Internetlösung gebongt. 10 Giga für 28 Euro, das passt doch, diesmal zeitlich nicht begrenzt, passt auch. Und es funktioniert ÜBERALL, weil TIM. Das freut mich natürlich außerordentlich. Nach zwei Tagen in Imperia bin ich also rundum glücklich, habe das Städtchen besichtigt und stelle fest, dass doch mal richtig cool wäre, weil ich jetzt schon damit angefangen habe, die Via Aurelia durchzufahren bis nach Rom. Ich finde diese Idee grandios und stelle fest, dass es hier mal bis Genua weitergeht wie an der Cote d’Azur. Kleine Städtchen, die jetzt bereits im nachsaisonalen Schlaf liegen, verlassene Strände, Palmen, Cafes und atemberaubende Bergstraßen folgen in einem Tempo aufeinander, dass man nach drei Stopps nicht mehr weiß, wie oft man noch stehen bleiben möchte, ein Fotomotiv jagt das nächste. Genua ist eine Herausforderung. Anfangs bin ich noch sehr stolz, dass ich die Aurelia nicht verliere, doch eine Abzweigung nicht aufgepasst und schon bin ich im Großstadtdschungel. Carissima findet stop and go nach einigen Kilometern mäßig witzig, wir spielen wieder heiße Füße und als ich dann die Autobahnauffahrt sehe, beschließe ich, dem Genua-Debakel ein Ende zu setzen und die Stadt zu umfahren. Die Autobahn ist kurvig und extrem schmal, das Überholen der Lkw wird zur Herausforderung und ich bin froh, als ich eine Abfahrt später wieder runter kann und sofort wieder auf der Aurelia bin.
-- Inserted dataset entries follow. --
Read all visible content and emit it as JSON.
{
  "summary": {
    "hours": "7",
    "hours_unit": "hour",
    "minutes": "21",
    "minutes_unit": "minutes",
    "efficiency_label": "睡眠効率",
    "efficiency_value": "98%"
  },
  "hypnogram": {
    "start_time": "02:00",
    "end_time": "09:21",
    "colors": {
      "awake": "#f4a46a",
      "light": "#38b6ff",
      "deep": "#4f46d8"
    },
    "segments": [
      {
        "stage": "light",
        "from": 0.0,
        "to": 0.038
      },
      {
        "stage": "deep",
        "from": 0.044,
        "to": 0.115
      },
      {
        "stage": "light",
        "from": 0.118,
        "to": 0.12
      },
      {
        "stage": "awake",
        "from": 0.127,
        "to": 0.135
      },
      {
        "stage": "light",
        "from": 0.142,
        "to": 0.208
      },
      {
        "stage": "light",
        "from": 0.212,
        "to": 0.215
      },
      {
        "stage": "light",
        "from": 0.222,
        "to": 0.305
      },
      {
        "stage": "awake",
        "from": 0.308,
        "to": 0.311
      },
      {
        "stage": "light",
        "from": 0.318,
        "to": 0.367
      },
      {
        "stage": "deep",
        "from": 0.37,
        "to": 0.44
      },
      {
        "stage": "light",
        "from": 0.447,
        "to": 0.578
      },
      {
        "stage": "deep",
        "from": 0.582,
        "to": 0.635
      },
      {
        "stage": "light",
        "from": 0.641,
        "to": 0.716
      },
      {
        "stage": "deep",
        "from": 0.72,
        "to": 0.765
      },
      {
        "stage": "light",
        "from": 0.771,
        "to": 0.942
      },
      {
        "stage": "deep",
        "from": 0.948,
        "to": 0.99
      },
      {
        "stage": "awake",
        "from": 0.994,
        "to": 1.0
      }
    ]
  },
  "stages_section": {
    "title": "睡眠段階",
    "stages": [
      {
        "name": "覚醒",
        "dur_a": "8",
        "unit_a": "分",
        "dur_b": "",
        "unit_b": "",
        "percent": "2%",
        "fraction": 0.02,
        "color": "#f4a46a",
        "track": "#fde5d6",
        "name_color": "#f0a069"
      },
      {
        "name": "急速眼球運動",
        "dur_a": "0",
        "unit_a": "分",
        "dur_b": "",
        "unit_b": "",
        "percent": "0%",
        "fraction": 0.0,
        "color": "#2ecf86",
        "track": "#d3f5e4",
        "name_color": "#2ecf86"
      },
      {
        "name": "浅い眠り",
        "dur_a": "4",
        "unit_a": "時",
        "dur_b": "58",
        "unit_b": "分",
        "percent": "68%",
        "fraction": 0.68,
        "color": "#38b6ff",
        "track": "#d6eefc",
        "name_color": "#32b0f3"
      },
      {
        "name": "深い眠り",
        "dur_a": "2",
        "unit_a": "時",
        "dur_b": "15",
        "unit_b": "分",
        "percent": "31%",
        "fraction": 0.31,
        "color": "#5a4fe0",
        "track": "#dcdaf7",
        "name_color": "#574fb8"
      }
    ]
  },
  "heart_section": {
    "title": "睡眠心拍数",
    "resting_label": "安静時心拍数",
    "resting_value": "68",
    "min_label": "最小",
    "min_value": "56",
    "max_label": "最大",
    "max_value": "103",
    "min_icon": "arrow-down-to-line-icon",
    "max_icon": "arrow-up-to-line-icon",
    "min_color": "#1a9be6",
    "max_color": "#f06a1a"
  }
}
Nach Genua geht es dann in der Qualität weiter, allerdings wird das Wetter regnerisch, dicke, schwere Wolken hängen über dem Meer, an manchen Stellen scheinen sie es zu berühren. In der Ferne fahren Ozeanriesen hinaus auf das große Meer. Die Straße ist kurvig, eng, mit herrlichen Ausblicken, die sich nun regenverhangen und trüb zeigen. Ich bin etwas unschlüssig, was ich tun soll. Es ist später Nachmittag, es regnet, jetzt einen Campingplatz zu suchen, macht keinen Spaß. Vielleicht bis La Spezia weiterfahren? Ins Hinterland? Auf einmal, etwa 40 Kilometer vor La Spezia, klingelt das Telefon. Jetzt ist es ja so, dass ich das Telefon nie eingeschalten habe. Hatte. In Gruissan brauchte ich mal einen Wecker und hatte einen Anruf vom fast weltbesten aller Männer drauf. Der seitdem verschollen ist. Naja, was soll ich sagen, klar lässt man das Telefon dann an. Und nimmt sich vor, wenn der sich nicht mehr meldet, dann wird die Küstenwache, die Bergrettung, das FBI und vielleicht auch die italienische Polizei verständigt. Und jetzt ruft er an, aus einer Telefonzelle, ist ebenfalls 40 Kilometer von La Spezia, hat sein Telefon kaputt gemacht und wir beschließen, uns am Campingplatz in Levici zu treffen. Den ich dann lange suche, denn es gibt ihn nicht mehr. Mir hat das Suchen jedenfalls sicher weniger Mühe gemacht 😉 Der fast weltbeste aller Männer ist nämlich mit dem Fahrrad unterwegs und nachdem wir die Küste bis Viareggio abgesucht haben und alle Campingplätze zu haben (und ich mich verweigere, bei Regen und Gagawetter irgendwo in der Pampa zu schlafen) betrete ich seit vier Wochen das erste Mal ein fixes Zimmer, also so richtig mit Bett und Bad und Hallellujah! Carissima parkt vorm besten Hotel der Stadt und fühlt sich offenbar grandios. Heiße Dusche, ohne dann in der Kälte zurück zu stapfen. Pizza. Wein. Was für ein Fest. Wir feiern 11.000 Kilometer und ich schlafe wie die Königin höchstpersönlich.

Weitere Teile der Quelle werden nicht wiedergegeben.